After Dark by Jayne Cowie: This was an interesting read and very thought-provoking. Following a surge in violence against women, the Curfew law is introduced. Men are electronically tagged and are not allowed to leave their homes between the hours of 7pm and 7am. It changed things for the better until a woman is murdered late at night and has male DNA on her body.
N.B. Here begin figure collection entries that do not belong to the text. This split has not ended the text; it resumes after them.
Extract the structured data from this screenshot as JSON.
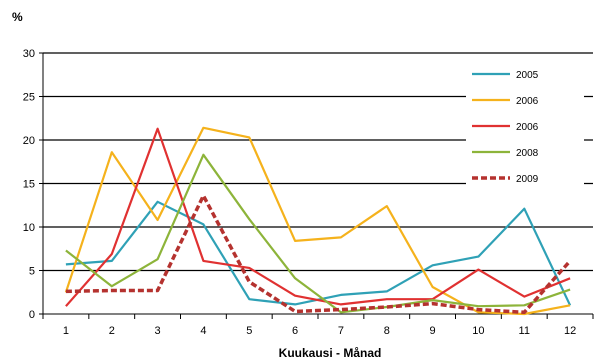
{
  "chart_data": {
    "type": "line",
    "title": "",
    "xlabel": "Kuukausi - Månad",
    "ylabel": "%",
    "x": [
      1,
      2,
      3,
      4,
      5,
      6,
      7,
      8,
      9,
      10,
      11,
      12
    ],
    "ylim": [
      0,
      30
    ],
    "yticks": [
      0,
      5,
      10,
      15,
      20,
      25,
      30
    ],
    "grid": true,
    "legend_position": "right",
    "series": [
      {
        "name": "2005",
        "color": "#2FA1B6",
        "dashed": false,
        "values": [
          5.7,
          6.1,
          12.9,
          10.3,
          1.7,
          1.1,
          2.2,
          2.6,
          5.6,
          6.6,
          12.1,
          1.0
        ]
      },
      {
        "name": "2006",
        "color": "#F5B21C",
        "dashed": false,
        "values": [
          2.5,
          18.6,
          10.8,
          21.4,
          20.3,
          8.4,
          8.8,
          12.4,
          3.1,
          0.2,
          0.0,
          1.0
        ]
      },
      {
        "name": "2006",
        "color": "#E03131",
        "dashed": false,
        "values": [
          0.9,
          6.9,
          21.3,
          6.1,
          5.3,
          2.1,
          1.1,
          1.7,
          1.7,
          5.1,
          2.0,
          4.1
        ]
      },
      {
        "name": "2008",
        "color": "#8DB43A",
        "dashed": false,
        "values": [
          7.3,
          3.2,
          6.3,
          18.3,
          10.9,
          4.1,
          0.2,
          0.8,
          1.6,
          0.9,
          1.0,
          2.8
        ]
      },
      {
        "name": "2009",
        "color": "#B5322F",
        "dashed": true,
        "values": [
          2.6,
          2.7,
          2.7,
          13.6,
          3.7,
          0.3,
          0.5,
          0.8,
          1.2,
          0.5,
          0.2,
          6.1
        ]
      }
    ]
  }
}
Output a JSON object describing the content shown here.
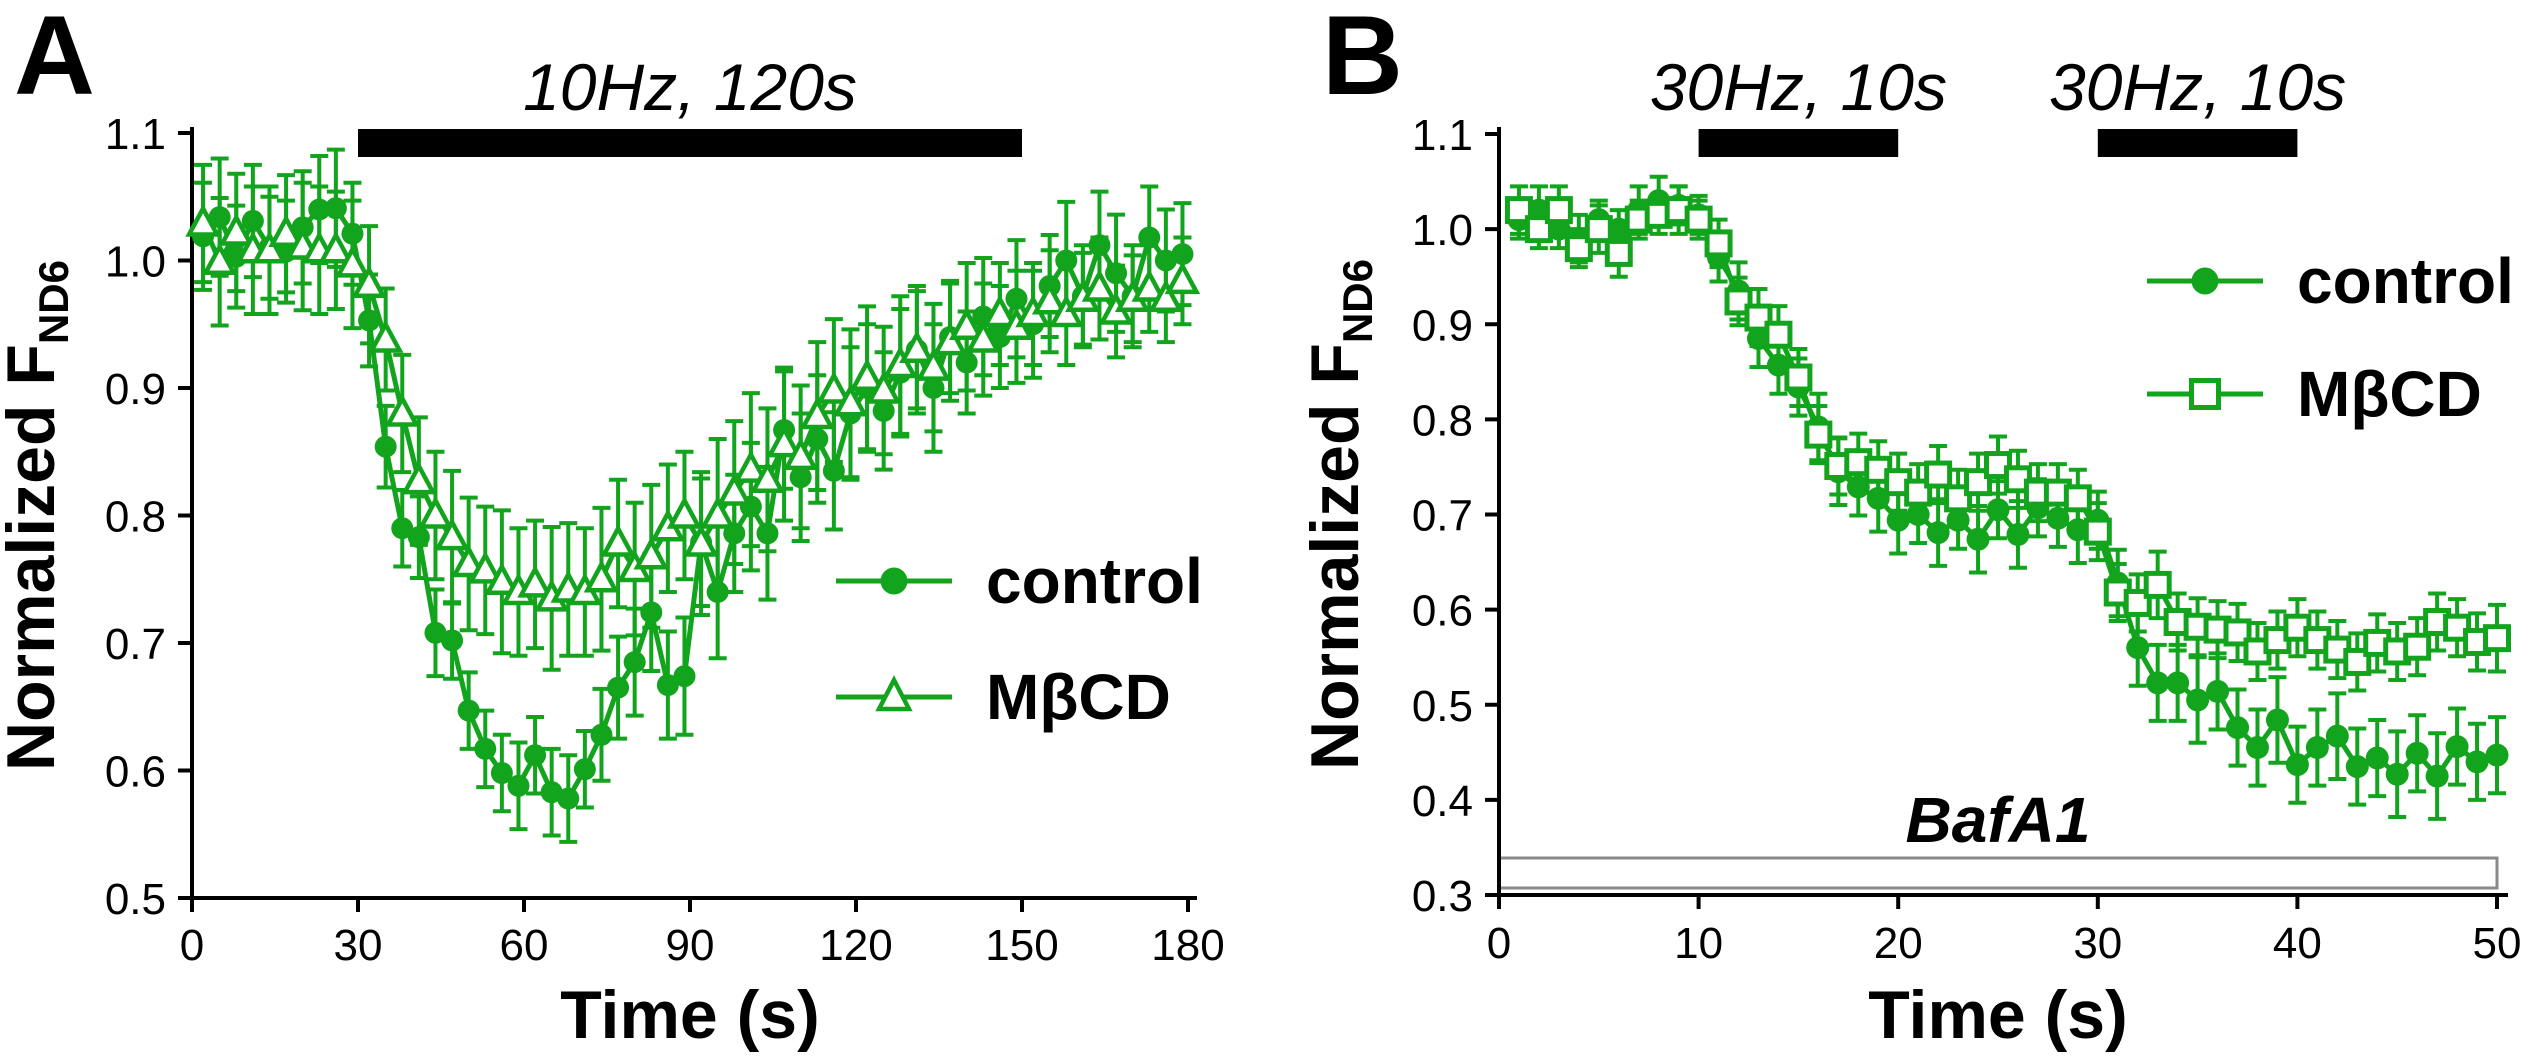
{
  "figure": {
    "background": "#ffffff"
  },
  "colors": {
    "series_green": "#12A41C",
    "axis_black": "#000000",
    "stim_bar_black": "#000000",
    "drug_bar_gray": "#8a8a8a",
    "text_black": "#000000"
  },
  "chart_data": {
    "type": "line",
    "panels": [
      {
        "id": "A",
        "letter": "A",
        "xlabel": "Time (s)",
        "ylabel_main": "Normalized F",
        "ylabel_sub": "ND6",
        "x_axis": {
          "min": 0,
          "max": 180,
          "ticks": [
            0,
            30,
            60,
            90,
            120,
            150,
            180
          ]
        },
        "y_axis": {
          "min": 0.5,
          "max": 1.1,
          "ticks": [
            1.1,
            1.0,
            0.9,
            0.8,
            0.7,
            0.6,
            0.5
          ]
        },
        "stim_bars": [
          {
            "t0": 30,
            "t1": 150,
            "label": "10Hz, 120s"
          }
        ],
        "legend": {
          "rows": [
            {
              "label": "control",
              "marker": "filled-circle"
            },
            {
              "label": "MβCD",
              "marker": "open-triangle"
            }
          ]
        },
        "series": [
          {
            "name": "control",
            "marker": "filled-circle",
            "x": [
              2,
              5,
              8,
              11,
              14,
              17,
              20,
              23,
              26,
              29,
              32,
              35,
              38,
              41,
              44,
              47,
              50,
              53,
              56,
              59,
              62,
              65,
              68,
              71,
              74,
              77,
              80,
              83,
              86,
              89,
              92,
              95,
              98,
              101,
              104,
              107,
              110,
              113,
              116,
              119,
              122,
              125,
              128,
              131,
              134,
              137,
              140,
              143,
              146,
              149,
              152,
              155,
              158,
              161,
              164,
              167,
              170,
              173,
              176,
              179
            ],
            "y": [
              1.019,
              1.034,
              1.003,
              1.031,
              1.01,
              1.007,
              1.026,
              1.04,
              1.041,
              1.021,
              0.953,
              0.854,
              0.79,
              0.783,
              0.708,
              0.702,
              0.647,
              0.617,
              0.598,
              0.588,
              0.612,
              0.583,
              0.578,
              0.601,
              0.628,
              0.665,
              0.685,
              0.724,
              0.667,
              0.674,
              0.779,
              0.74,
              0.786,
              0.807,
              0.786,
              0.867,
              0.83,
              0.86,
              0.835,
              0.88,
              0.9,
              0.882,
              0.912,
              0.93,
              0.9,
              0.94,
              0.92,
              0.956,
              0.94,
              0.97,
              0.95,
              0.98,
              1.0,
              0.972,
              1.012,
              0.99,
              0.972,
              1.018,
              1.0,
              1.005
            ],
            "err": [
              0.042,
              0.046,
              0.04,
              0.044,
              0.04,
              0.04,
              0.044,
              0.042,
              0.046,
              0.04,
              0.036,
              0.032,
              0.03,
              0.032,
              0.034,
              0.03,
              0.03,
              0.03,
              0.03,
              0.034,
              0.03,
              0.034,
              0.034,
              0.03,
              0.036,
              0.04,
              0.042,
              0.046,
              0.042,
              0.046,
              0.05,
              0.052,
              0.046,
              0.05,
              0.052,
              0.046,
              0.05,
              0.05,
              0.046,
              0.052,
              0.05,
              0.046,
              0.05,
              0.046,
              0.05,
              0.044,
              0.04,
              0.046,
              0.04,
              0.046,
              0.042,
              0.04,
              0.046,
              0.04,
              0.042,
              0.046,
              0.04,
              0.04,
              0.04,
              0.04
            ]
          },
          {
            "name": "MβCD",
            "marker": "open-triangle",
            "x": [
              2,
              5,
              8,
              11,
              14,
              17,
              20,
              23,
              26,
              29,
              32,
              35,
              38,
              41,
              44,
              47,
              50,
              53,
              56,
              59,
              62,
              65,
              68,
              71,
              74,
              77,
              80,
              83,
              86,
              89,
              92,
              95,
              98,
              101,
              104,
              107,
              110,
              113,
              116,
              119,
              122,
              125,
              128,
              131,
              134,
              137,
              140,
              143,
              146,
              149,
              152,
              155,
              158,
              161,
              164,
              167,
              170,
              173,
              176,
              179
            ],
            "y": [
              1.029,
              0.999,
              1.022,
              1.008,
              1.008,
              1.021,
              1.011,
              1.008,
              1.008,
              0.997,
              0.981,
              0.938,
              0.88,
              0.827,
              0.8,
              0.783,
              0.762,
              0.757,
              0.748,
              0.74,
              0.746,
              0.735,
              0.742,
              0.74,
              0.75,
              0.778,
              0.758,
              0.768,
              0.79,
              0.8,
              0.778,
              0.8,
              0.818,
              0.836,
              0.828,
              0.856,
              0.846,
              0.878,
              0.898,
              0.888,
              0.908,
              0.898,
              0.918,
              0.93,
              0.916,
              0.936,
              0.948,
              0.938,
              0.958,
              0.948,
              0.958,
              0.968,
              0.958,
              0.97,
              0.978,
              0.96,
              0.97,
              0.978,
              0.97,
              0.984
            ],
            "err": [
              0.046,
              0.05,
              0.046,
              0.05,
              0.05,
              0.046,
              0.05,
              0.05,
              0.046,
              0.05,
              0.046,
              0.04,
              0.046,
              0.05,
              0.05,
              0.052,
              0.052,
              0.05,
              0.056,
              0.05,
              0.05,
              0.056,
              0.052,
              0.05,
              0.056,
              0.05,
              0.052,
              0.056,
              0.05,
              0.05,
              0.056,
              0.06,
              0.056,
              0.06,
              0.056,
              0.06,
              0.056,
              0.058,
              0.056,
              0.058,
              0.056,
              0.05,
              0.054,
              0.05,
              0.05,
              0.046,
              0.05,
              0.044,
              0.04,
              0.044,
              0.04,
              0.04,
              0.04,
              0.036,
              0.04,
              0.036,
              0.034,
              0.034,
              0.034,
              0.034
            ]
          }
        ]
      },
      {
        "id": "B",
        "letter": "B",
        "xlabel": "Time (s)",
        "ylabel_main": "Normalized F",
        "ylabel_sub": "ND6",
        "x_axis": {
          "min": 0,
          "max": 50,
          "ticks": [
            0,
            10,
            20,
            30,
            40,
            50
          ]
        },
        "y_axis": {
          "min": 0.3,
          "max": 1.1,
          "ticks": [
            1.1,
            1.0,
            0.9,
            0.8,
            0.7,
            0.6,
            0.5,
            0.4,
            0.3
          ]
        },
        "stim_bars": [
          {
            "t0": 10,
            "t1": 20,
            "label": "30Hz, 10s"
          },
          {
            "t0": 30,
            "t1": 40,
            "label": "30Hz, 10s"
          }
        ],
        "drug_bar": {
          "t0": 0,
          "t1": 50,
          "label": "BafA1"
        },
        "legend": {
          "rows": [
            {
              "label": "control",
              "marker": "filled-circle"
            },
            {
              "label": "MβCD",
              "marker": "open-square"
            }
          ]
        },
        "series": [
          {
            "name": "control",
            "marker": "filled-circle",
            "x": [
              1,
              2,
              3,
              4,
              5,
              6,
              7,
              8,
              9,
              10,
              11,
              12,
              13,
              14,
              15,
              16,
              17,
              18,
              19,
              20,
              21,
              22,
              23,
              24,
              25,
              26,
              27,
              28,
              29,
              30,
              31,
              32,
              33,
              34,
              35,
              36,
              37,
              38,
              39,
              40,
              41,
              42,
              43,
              44,
              45,
              46,
              47,
              48,
              49,
              50
            ],
            "y": [
              1.01,
              1.02,
              1.0,
              0.99,
              1.01,
              1.0,
              1.02,
              1.03,
              1.025,
              1.015,
              0.97,
              0.935,
              0.885,
              0.857,
              0.834,
              0.792,
              0.745,
              0.729,
              0.717,
              0.694,
              0.7,
              0.681,
              0.694,
              0.674,
              0.705,
              0.679,
              0.707,
              0.696,
              0.684,
              0.694,
              0.628,
              0.56,
              0.523,
              0.523,
              0.505,
              0.514,
              0.476,
              0.455,
              0.484,
              0.437,
              0.455,
              0.467,
              0.435,
              0.444,
              0.427,
              0.449,
              0.425,
              0.456,
              0.44,
              0.447
            ],
            "err": [
              0.02,
              0.025,
              0.02,
              0.025,
              0.02,
              0.02,
              0.025,
              0.025,
              0.02,
              0.02,
              0.025,
              0.03,
              0.03,
              0.03,
              0.03,
              0.035,
              0.035,
              0.03,
              0.035,
              0.035,
              0.03,
              0.035,
              0.03,
              0.035,
              0.03,
              0.035,
              0.03,
              0.03,
              0.035,
              0.03,
              0.035,
              0.04,
              0.04,
              0.04,
              0.045,
              0.04,
              0.04,
              0.04,
              0.045,
              0.04,
              0.04,
              0.045,
              0.04,
              0.04,
              0.045,
              0.04,
              0.045,
              0.04,
              0.04,
              0.04
            ]
          },
          {
            "name": "MβCD",
            "marker": "open-square",
            "x": [
              1,
              2,
              3,
              4,
              5,
              6,
              7,
              8,
              9,
              10,
              11,
              12,
              13,
              14,
              15,
              16,
              17,
              18,
              19,
              20,
              21,
              22,
              23,
              24,
              25,
              26,
              27,
              28,
              29,
              30,
              31,
              32,
              33,
              34,
              35,
              36,
              37,
              38,
              39,
              40,
              41,
              42,
              43,
              44,
              45,
              46,
              47,
              48,
              49,
              50
            ],
            "y": [
              1.02,
              1.0,
              1.02,
              0.98,
              1.0,
              0.975,
              1.01,
              1.015,
              1.02,
              1.01,
              0.985,
              0.924,
              0.907,
              0.889,
              0.844,
              0.784,
              0.751,
              0.755,
              0.747,
              0.734,
              0.723,
              0.742,
              0.717,
              0.734,
              0.752,
              0.737,
              0.723,
              0.723,
              0.717,
              0.682,
              0.618,
              0.607,
              0.626,
              0.587,
              0.582,
              0.579,
              0.576,
              0.556,
              0.568,
              0.581,
              0.568,
              0.558,
              0.545,
              0.565,
              0.556,
              0.561,
              0.587,
              0.581,
              0.566,
              0.57
            ],
            "err": [
              0.025,
              0.02,
              0.025,
              0.02,
              0.025,
              0.025,
              0.02,
              0.02,
              0.025,
              0.02,
              0.025,
              0.025,
              0.03,
              0.03,
              0.03,
              0.03,
              0.03,
              0.03,
              0.03,
              0.03,
              0.03,
              0.03,
              0.03,
              0.03,
              0.03,
              0.03,
              0.03,
              0.03,
              0.03,
              0.03,
              0.03,
              0.03,
              0.035,
              0.03,
              0.03,
              0.03,
              0.03,
              0.03,
              0.03,
              0.03,
              0.03,
              0.03,
              0.03,
              0.03,
              0.03,
              0.03,
              0.03,
              0.03,
              0.03,
              0.035
            ]
          }
        ]
      }
    ]
  }
}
The police must investigate whether she was murdered by a man and how he was able to bypass the Curfew. I really enjoyed this and will definitely be reading more from this author. I’d really love to debate aspects of this book with someone or discuss it in a book club. It’s a really interesting book and I think you could discuss it for hours! As an example, there’s a house in the book called the Motherhouse, which is a home for women only. I really liked the idea of that and I have seen recently on Twitter that some women want a gym for women only, so I think a lot of people would find the Motherhouse a safe place. There’s so many aspects of this story you could weigh up and it’s kind of scary that this world doesn’t seem that far-fetched now. It’s a very gripping read and one you can easily read in one sitting. I’d definitely recommend it.

Goering’s Gold by Richard O’Rawe: This is a historical thriller, so not my usual read but I found it very entertaining. Gold went missing when WW2 ended and Ructions O’Hare finds a piece of Nazi memorabilia that he thinks will lead him to the gold but the IRA and police are hot on his heels. I don’t read many historical books but I did enjoy this as Ructions is one hilarious character. It was so funny seeing him running rings around everyone and always staying ahead. The hunt for the gold was so interesting too and uncovering all the little clues that led to it’s whereabouts. I’d read another book about this character.

So that’s all the books I read in April. Despite not enjoying The Sanatourium that much, I’m happy with the books I read! I hope you enjoy this post and thank you so much for reading!